Missed examples on prodigy interface

Whenever i launch prodigy for multiple sessions and go to the session link (example: localhost:8080/?session=sample_session), and close the tab without doing anything, the next time i reload that link, some of the examples are missing.
Is there way so that this does not happen, or atleast keep a track of the documents missed?
Thank you!

Hi @daniyalSelani,

By default prodigy sends examples to the browser and then forgets about them. This means if you sit and refresh the page over and over you'll get a new set of examples each time until you exhaust the dataset. With really large datasets where you don't annotate every example this is usually not a problem, or desirable.

A while ago we added a stream that repeats the same questions until they're answered, and you can enable that by setting force_stream_order to True in your prodigy.json file. When you do that, closing the tab will not cause new examples to be shown. When using this mode, it's possible that the same example will be shown to two users (if they are annotating at the same time.) but any duplicate answers will be filtered out on the server when they're received.

If the repeating feed is not to your liking, you can leave the option turned off and rest assured that your examples are not forgotten about when they're skipped after closing a tab.

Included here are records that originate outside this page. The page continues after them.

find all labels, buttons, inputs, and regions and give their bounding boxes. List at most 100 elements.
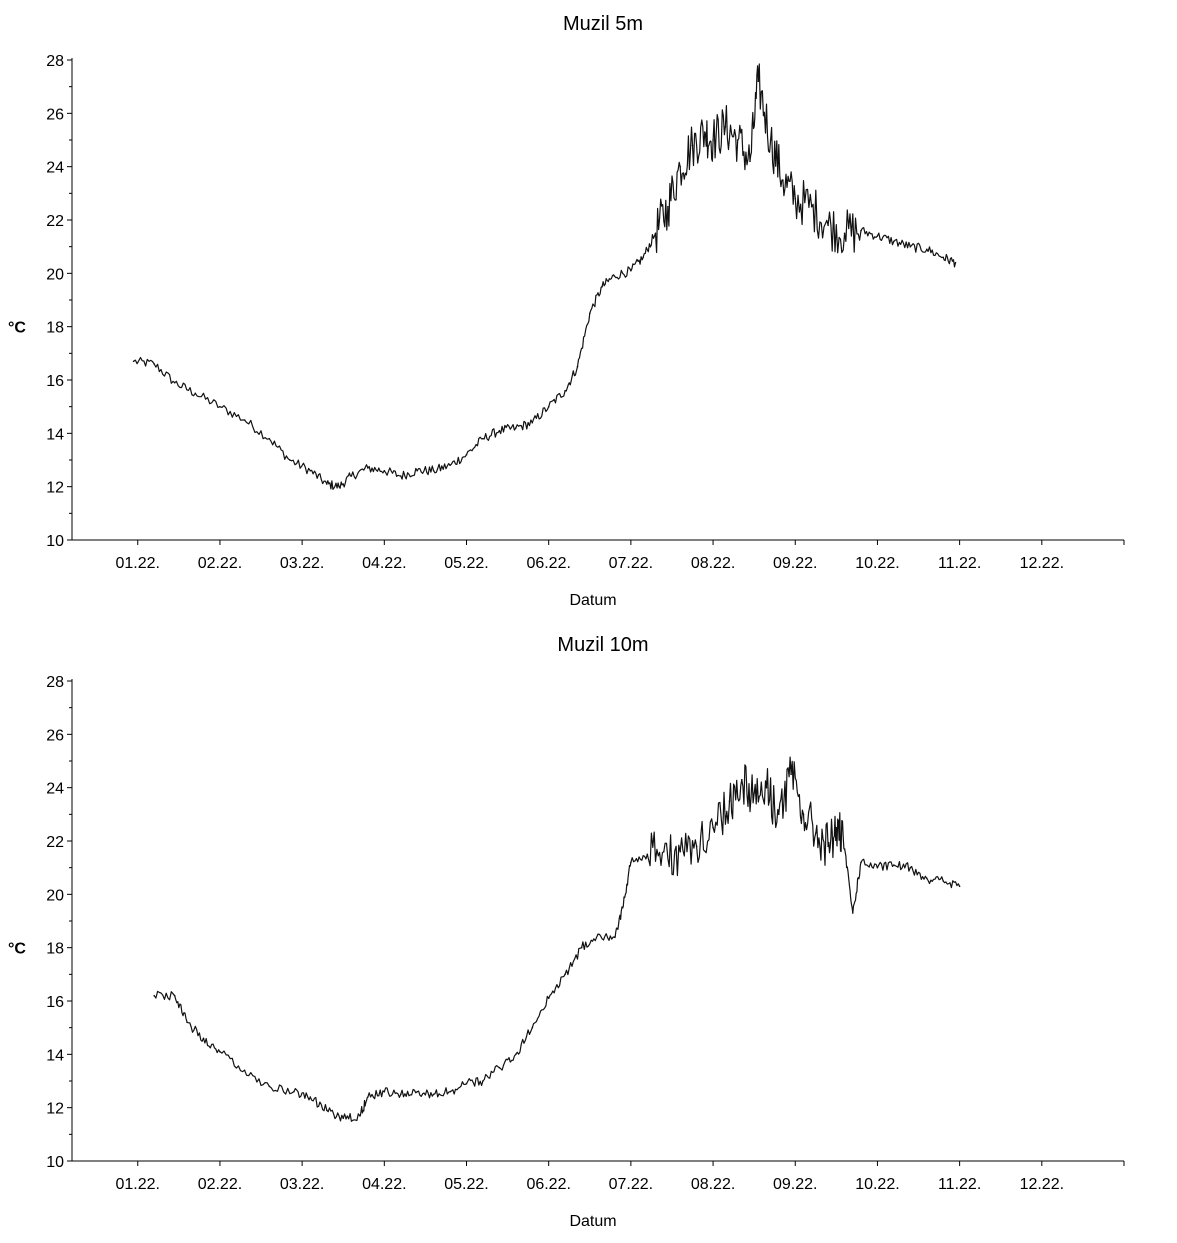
muzil-5m-data-point [194,392,197,395]
muzil-10m-x-tick-label: 10.22. [855,1176,899,1193]
muzil-10m-x-tick-label: 01.22. [116,1176,160,1193]
muzil-5m-data-point [219,405,221,408]
muzil-5m-data-point [926,248,928,251]
muzil-5m-x-tick-label: 12.22. [1020,555,1064,572]
muzil-5m-x-tick-label: 10.22. [855,555,899,572]
muzil-10m-data-point [728,800,731,802]
muzil-10m-y-tick-label: 26 [46,727,64,744]
muzil-5m-data-point [400,475,402,477]
muzil-5m-y-tick-label: 28 [46,53,64,70]
muzil-5m-data-point [564,389,566,392]
muzil-10m-data-point [835,826,838,829]
muzil-10m-data-point [293,1090,295,1093]
muzil-5m-data-point [243,419,246,421]
muzil-10m-y-tick-label: 22 [46,834,64,851]
muzil-5m-data-point [757,80,760,83]
muzil-10m-data-point [547,997,550,1000]
chart-muzil-10m: Muzil 10m 10 12 14 16 18 20 22 24 26 28 01.22. 02.22… [0,621,1177,1243]
muzil-5m-data-point [942,256,944,259]
muzil-5m-x-tick-label: 07.22. [609,555,653,572]
muzil-10m-data-point [268,1085,271,1088]
muzil-5m-data-point [909,245,912,248]
muzil-10m-x-tick-label: 11.22. [938,1176,981,1193]
muzil-10m-y-tick-label: 12 [46,1101,64,1118]
muzil-5m-data-point [589,312,591,315]
muzil-10m-y-tick-label: 24 [46,781,64,798]
muzil-5m-data-point [432,469,435,472]
muzil-10m-data-point [564,973,566,976]
muzil-5m-data-point [613,275,616,277]
muzil-10m-data-point [243,1069,246,1072]
muzil-10m-series-line [153,756,961,1122]
muzil-10m-data-point [790,773,792,776]
muzil-5m-x-tick-label: 01.22. [116,555,160,572]
muzil-10m-x-tick-label: 09.22. [773,1176,817,1193]
muzil-10m-data-point [663,850,665,853]
muzil-10m-y-tick-label: 20 [46,887,64,904]
muzil-5m-data-point [691,144,694,147]
muzil-5m-data-point [132,360,135,363]
muzil-5m-x-tick-label: 08.22. [691,555,735,572]
muzil-5m-data-point [498,429,501,432]
muzil-10m-data-point [630,861,632,864]
muzil-10m-x-tick-label: 03.22. [280,1176,324,1193]
muzil-10m-data-point [202,1037,205,1040]
muzil-10m-data-point [958,885,961,888]
muzil-10m-x-tick-label: 04.22. [362,1176,406,1193]
muzil-5m-data-point [367,467,369,469]
muzil-10m-data-point [741,778,743,781]
muzil-5m-data-point [860,229,862,232]
muzil-10m-data-point [827,845,829,848]
muzil-10m-y-tick-label: 16 [46,994,64,1011]
muzil-10m-data-point [498,1066,501,1069]
muzil-5m-data-point [724,125,727,128]
muzil-5m-data-point [893,240,895,243]
muzil-10m-x-tick-label: 05.22. [444,1176,488,1193]
muzil-5m-data-point [338,485,340,488]
muzil-5m-data-point [749,160,751,163]
muzil-10m-data-point [309,1096,312,1098]
muzil-10m-data-point [400,1093,402,1096]
muzil-10m-data-point [219,1050,221,1053]
muzil-5m-data-point [679,165,681,168]
muzil-10m-y-tick-label: 14 [46,1047,64,1064]
muzil-10m-data-point [909,866,912,869]
chart-muzil-10m-svg: Muzil 10m 10 12 14 16 18 20 22 24 26 28 01.22. 02.22… [8,634,1125,1230]
muzil-5m-data-point [654,232,657,235]
muzil-5m-x-tick-label: 04.22. [362,555,406,572]
muzil-5m-data-point [515,427,517,429]
muzil-5m-data-point [547,405,550,408]
muzil-5m-x-tick-label: 03.22. [280,555,324,572]
muzil-5m-series-line [133,63,957,490]
muzil-5m-x-tick-label: 09.22. [773,555,817,572]
muzil-10m-data-point [815,832,817,834]
muzil-5m-data-point [350,475,353,477]
muzil-10m-data-point [621,906,624,909]
muzil-5m-data-point [843,232,846,235]
muzil-5m-x-tick-label: 06.22. [526,555,570,572]
muzil-10m-data-point [416,1090,419,1093]
muzil-10m-data-point [712,826,714,829]
muzil-10m-y-axis-label: °C [8,941,26,958]
chart-muzil-5m: Muzil 5m 10 12 14 16 18 20 22 24 26 28 01.22. 02.22.… [0,0,1177,621]
muzil-10m-data-point [876,866,879,869]
muzil-10m-data-point [449,1090,451,1093]
muzil-5m-data-point [465,453,468,456]
muzil-10m-x-tick-label: 06.22. [526,1176,570,1193]
muzil-5m-data-point [309,469,312,472]
muzil-5m-data-point [876,235,879,237]
muzil-5m-data-point [810,205,813,208]
muzil-5m-y-tick-label: 22 [46,213,64,230]
muzil-5m-data-point [782,179,784,181]
muzil-5m-data-point [642,256,644,259]
muzil-10m-title: Muzil 10m [557,634,648,656]
muzil-5m-data-point [153,363,155,365]
muzil-10m-data-point [753,792,755,794]
muzil-10m-data-point [580,946,583,949]
muzil-10m-y-tick-label: 18 [46,941,64,958]
muzil-5m-data-point [268,437,271,440]
muzil-5m-y-axis-label: °C [8,320,26,337]
muzil-5m-data-point [630,269,632,272]
muzil-5m-y-tick-label: 18 [46,320,64,337]
muzil-5m-data-point [482,437,484,440]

Because the server never receives answers for them, they will be shown to you again after you stop and start the prodigy server.

Let me know if this does't resolve your issue.

-Justin

Thank you so much!

Hi,

I am experiencing an issue when the session completes with No tasks available but when I export the dataset with db-out, many examples were missed.

I set my prodigy.json with force_stream_order: false, feed_overlap: false.

I am using the ner.correct recipe with a nightly 1.11.0a8 version. My dataset is small.

I observed that this issue happens whether I used a multi-user session or not (main session).

I read your answer above but I am confused with the last paragraph since it seems contradictory with the first paragraph.

If force_stream_order is set to false and I keep refreshing the browser without saving any tasks, will it exhaust my small dataset and then shows No tasks available?

After I see No tasks available, even if I restart the server, I don't see the remaining and missing examples. It still shows No tasks available.